The reminders, though, were everywhere.
Caldwell again ran practice. In the team's pavilion, players, coaches and Colts officials attended a morning memorial service.
"The great thing about it is that this team is a great reflection of its head coach, they emulate him to a 'T' in certain respects," Caldwell said. "Especially when there's some adversity and this is a very tough time."
For the Colts, whose 13-1 record is the NFL's best, this tumultuous week has easily been its most challenging.
The daily tests included Sunday's loss to San Diego, their first of the season; Monday's announcement by team president Bill Polian that two-time MVP Peyton Manning had a swollen knee, something the quarterback later denied; and the overshadowing of having seven players picked to the Pro Bowl on Wednesday when the NFL mistakenly listed left tackle Tarik Glenn on the roster, then retracted his name.
Thursday's news, that Dungy's son died of what was confirmed Friday as an apparent suicide, shoved aside the other story lines. Dungy immediately flew to Tampa, leaving behind a shaken team that offered its prayers and heartfelt empathy for their coach's family even as team officials continued debating how much, or whether, to play starters against Seattle.
Suddenly, life had trumped football.
But when the Colts returned to work Friday, they seemed to honor their coach's advice by getting back to business.
"They're professionals, when they take the field, they want to win," Caldwell said. "So it's a matter of professional pride, and also our head coach expects us to go out and play hard and play well."
Caldwell seemed relieved to be answering questions about the Colts' next game.
He announced three starters -- record-setting receiver Marvin Harrison, Pro Bowl linebacker Cato June and starting right tackle Ryan Diem -- would not travel to Seattle.
Harrison broke a bone in his right hand and did not practice all week, although Dungy had said Harrison could play through the injury. June has spent the past two months dealing with a sports hernia, a sore knee and a sore ankle. Diem is expected to miss the final two regular-season games with a sprained ligament in his left knee and hopes to return for Indy's first playoff game Jan. 14 or 15.
Also expected to sit are defensive linemen Corey Simon and Robert Mathis, who both have foot injuries. Pro Bowl safety Bob Sanders (back) and defensive tackle Montae Reagor (knee) might take Saturday off, too.

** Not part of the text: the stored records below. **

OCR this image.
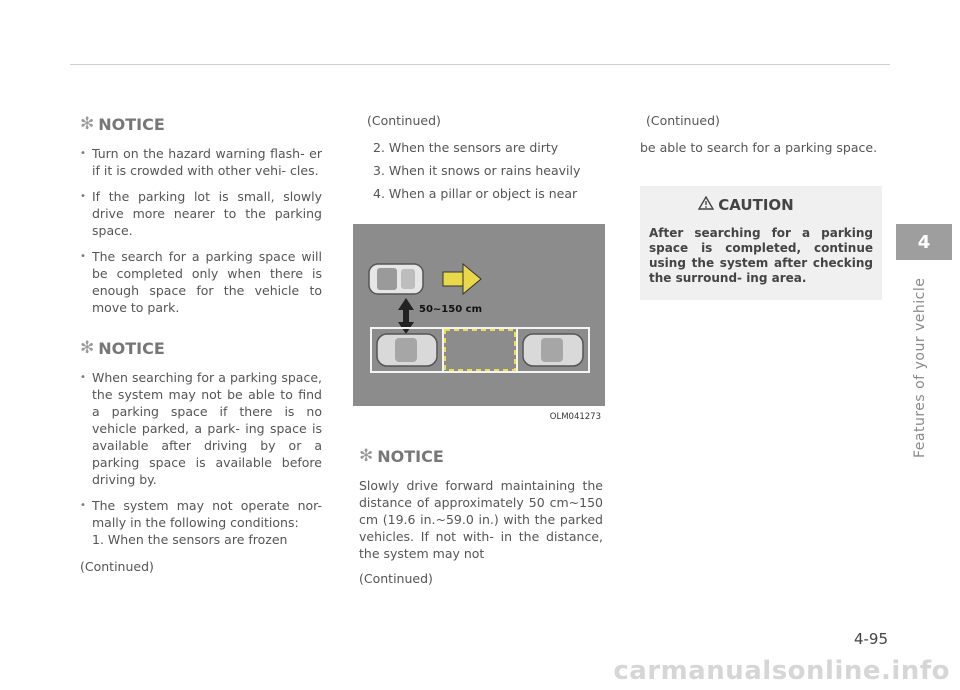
✻ NOTICE
• Turn on the hazard warning flash- er if it is crowded with other vehi- cles.
• If the parking lot is small, slowly drive more nearer to the parking space.
• The search for a parking space will be completed only when there is enough space for the vehicle to move to park.
✻ NOTICE
• When searching for a parking space, the system may not be able to find a parking space if there is no vehicle parked, a park- ing space is available after driving by or a parking space is available before driving by.
• The system may not operate nor- mally in the following conditions:
1. When the sensors are frozen
(Continued)
(Continued)
2. When the sensors are dirty
3. When it snows or rains heavily
4. When a pillar or object is near
50~150 cm
OLM041273
✻ NOTICE

Slowly drive forward maintaining the distance of approximately 50 cm~150 cm (19.6 in.~59.0 in.) with the parked vehicles. If not with- in the distance, the system may not

(Continued)
(Continued)

be able to search for a parking space.

CAUTION
After searching for a parking space is completed, continue using the system after checking the surround- ing area.
4
Features of your vehicle
4-95
carmanualsonline.info
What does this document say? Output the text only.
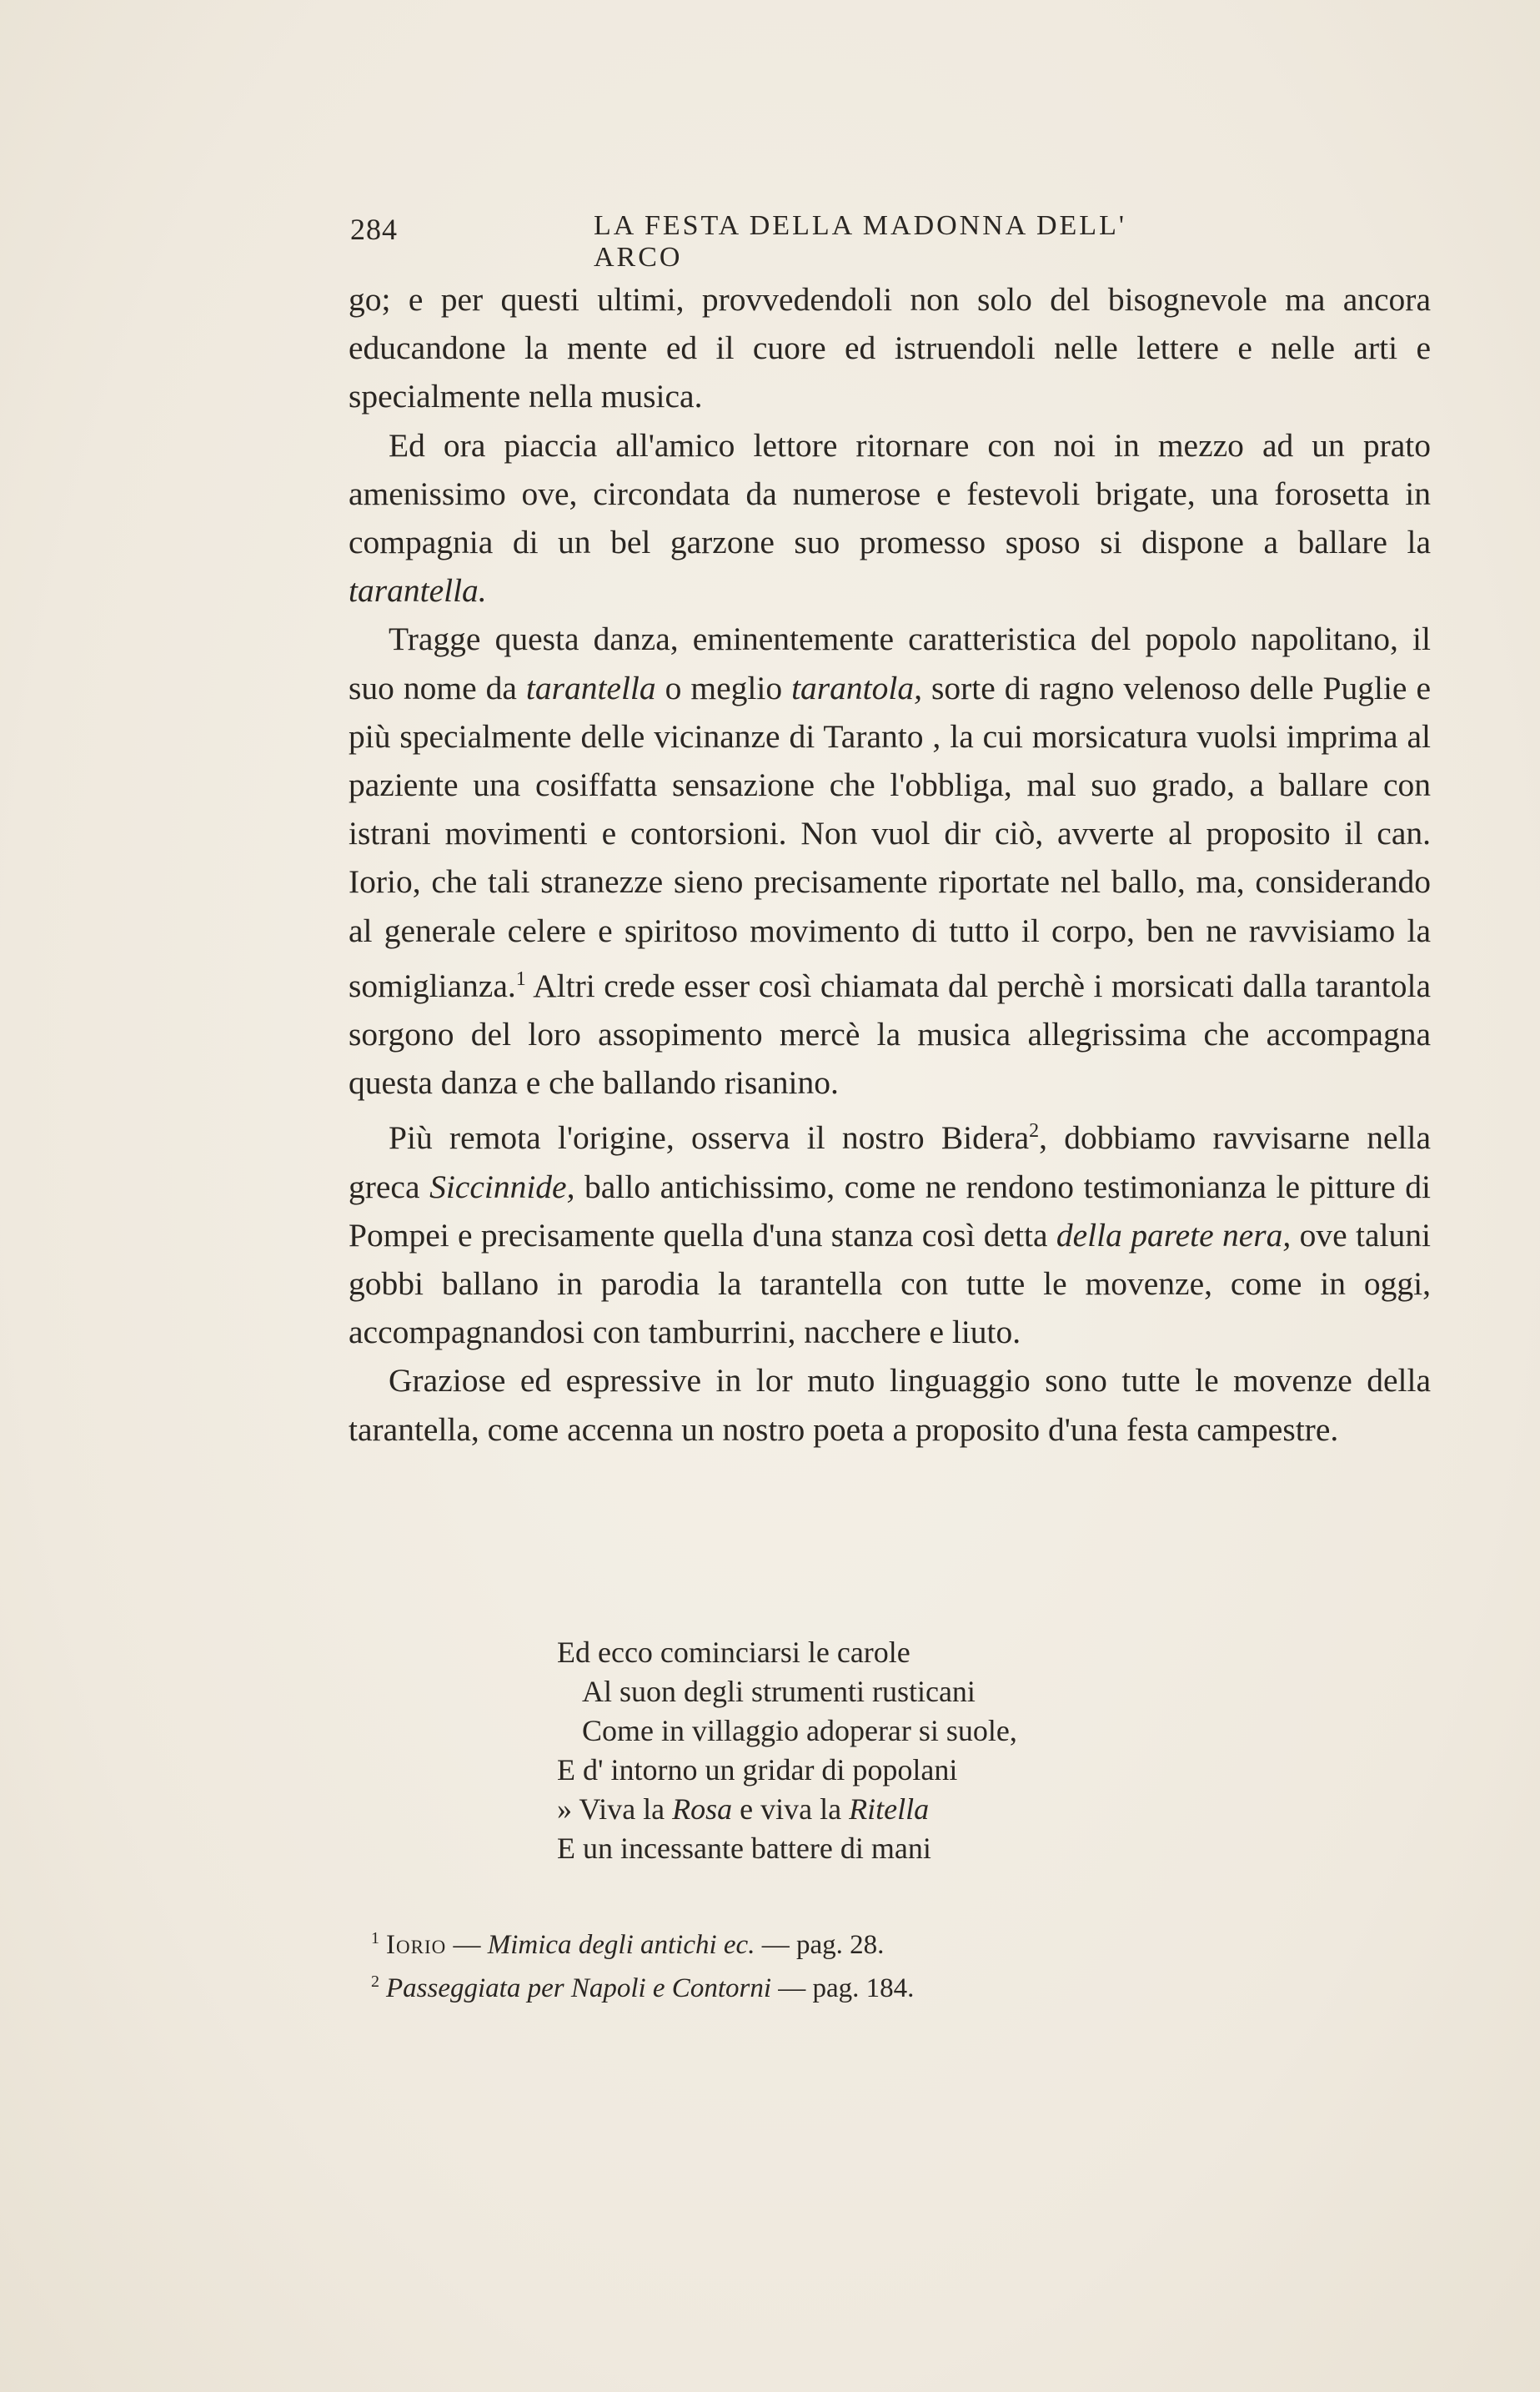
284	LA FESTA DELLA MADONNA DELL' ARCO

go; e per questi ultimi, provvedendoli non solo del bisognevole ma ancora educandone la mente ed il cuore ed istruendoli nelle lettere e nelle arti e specialmente nella musica.

Ed ora piaccia all'amico lettore ritornare con noi in mezzo ad un prato amenissimo ove, circondata da numerose e festevoli brigate, una forosetta in compagnia di un bel garzone suo promesso sposo si dispone a ballare la tarantella.

Tragge questa danza, eminentemente caratteristica del popolo napolitano, il suo nome da tarantella o meglio tarantola, sorte di ragno velenoso delle Puglie e più specialmente delle vicinanze di Taranto , la cui morsicatura vuolsi imprima al paziente una cosiffatta sensazione che l'obbliga, mal suo grado, a ballare con istrani movimenti e contorsioni. Non vuol dir ciò, avverte al proposito il can. Iorio, che tali stranezze sieno precisamente riportate nel ballo, ma, considerando al generale celere e spiritoso movimento di tutto il corpo, ben ne ravvisiamo la somiglianza.$^1$ Altri crede esser così chiamata dal perchè i morsicati dalla tarantola sorgono del loro assopimento mercè la musica allegrissima che accompagna questa danza e che ballando risanino.

Più remota l'origine, osserva il nostro Bidera$^2$, dobbiamo ravvisarne nella greca Siccinnide, ballo antichissimo, come ne rendono testimonianza le pitture di Pompei e precisamente quella d'una stanza così detta della parete nera, ove taluni gobbi ballano in parodia la tarantella con tutte le movenze, come in oggi, accompagnandosi con tamburrini, nacchere e liuto.

Graziose ed espressive in lor muto linguaggio sono tutte le movenze della tarantella, come accenna un nostro poeta a proposito d'una festa campestre.

Ed ecco cominciarsi le carole
Al suon degli strumenti rusticani
Come in villaggio adoperar si suole,
E d' intorno un gridar di popolani
» Viva la Rosa e viva la Ritella
E un incessante battere di mani
$^1$ Iorio — Mimica degli antichi ec. — pag. 28.
$^2$ Passeggiata per Napoli e Contorni — pag. 184.
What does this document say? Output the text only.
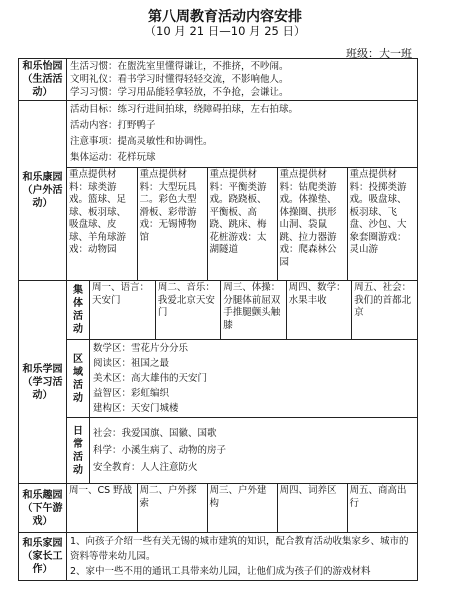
第八周教育活动内容安排
（10 月 21 日—10 月 25 日）
班级：大一班
和乐怡园（生活活动）	
生活习惯：在盥洗室里懂得谦让，不推挤，不吵闹。
文明礼仪：看书学习时懂得轻轻交流，不影响他人。
学习习惯：学习用品能轻拿轻放，不争抢，会谦让。

和乐康园（户外活动）	
活动目标：练习行进间拍球，绕障碍拍球，左右拍球。
活动内容：打野鸭子
注意事项：提高灵敏性和协调性。
集体运动：花样玩球
重点提供材料：球类游戏。篮球、足球、板羽球、吸盘球、皮球、羊角球游戏：动物园	重点提供材料：大型玩具二。彩色大型滑板、彩带游戏：无锡博物馆	重点提供材料：平衡类游戏。跷跷板、平衡板、高跷、跳床、梅花桩游戏：太湖隧道	重点提供材料：钻爬类游戏。体操垫、体操圈、拱形山洞、袋鼠跳、拉力器游戏：爬森林公园	重点提供材料：投掷类游戏。吸盘球、板羽球、飞盘、沙包、大象套圈游戏：灵山游

和乐学园（学习活动）	集体活动	
周一、语言：天安门	周二、音乐：我爱北京天安门	周三、体操：分腿体前屈双手推腿颤头触膝	周四、数学：水果丰收	周五、社会：我们的首都北京

区域活动	
数学区：雪花片分分乐
阅读区：祖国之最
美术区：高大雄伟的天安门
益智区：彩虹编织
建构区：天安门城楼

日常活动	
社会：我爱国旗、国徽、国歌
科学：小溪生病了、动物的房子
安全教育：人人注意防火

和乐趣园（下午游戏）	
周一、CS 野战	周二、户外探索	周三、户外建构	周四、词养区	周五、商高出行

和乐家园（家长工作）	
1、向孩子介绍一些有关无锡的城市建筑的知识，配合教育活动收集家乡、城市的资料等带来幼儿园。
2、家中一些不用的通讯工具带来幼儿园，让他们成为孩子们的游戏材料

And Manning, who hasn't missed a start in his eight NFL seasons, might not play much.
"I'm excited, it's about time," backup quarterback Jim Sorgi said Monday. "I've been ready to play all year. I'm excited about getting some time and some significant time."
Still, Dungy's situation remained front and center at the Colts' complex.
On Thursday, the locker room was hushed and players quietly walked off the practice field. On Friday, there was more pep but things seemed to be only somewhat back to normal.
"It puts things in perspective," Glenn said Thursday. "Football is really just a little piece of life, especially when you're talking about a child. It's rough to practice and stay focused, but Jim Caldwell talked to him [Dungy], and he wants us to do well."
Some players think Saturday's game will provide an outlet for their emotions.
Receiver Brandon Stokley, whose infant son was seriously ill with bacterial meningitis the week of the AFC championship game, acknowledged Thursday that playing football helped give him a respite.
"The tough part is when you're sitting around thinking about it," he said.
Players were not available for interviews Friday. But as the Colts continue to deal with their biggest challenge, they seemed more relaxed, more jovial and more like themselves at practice.
If they can play like that Saturday, they think it will be the biggest tribute they can give Dungy.
"I had the opportunity to speak with him, and he's there helping his family," Caldwell said. "He didn't give me any directions, he just told us to go forward and do the things we normally do -- play hard and play well."
Information from The Associated Press was used in this report.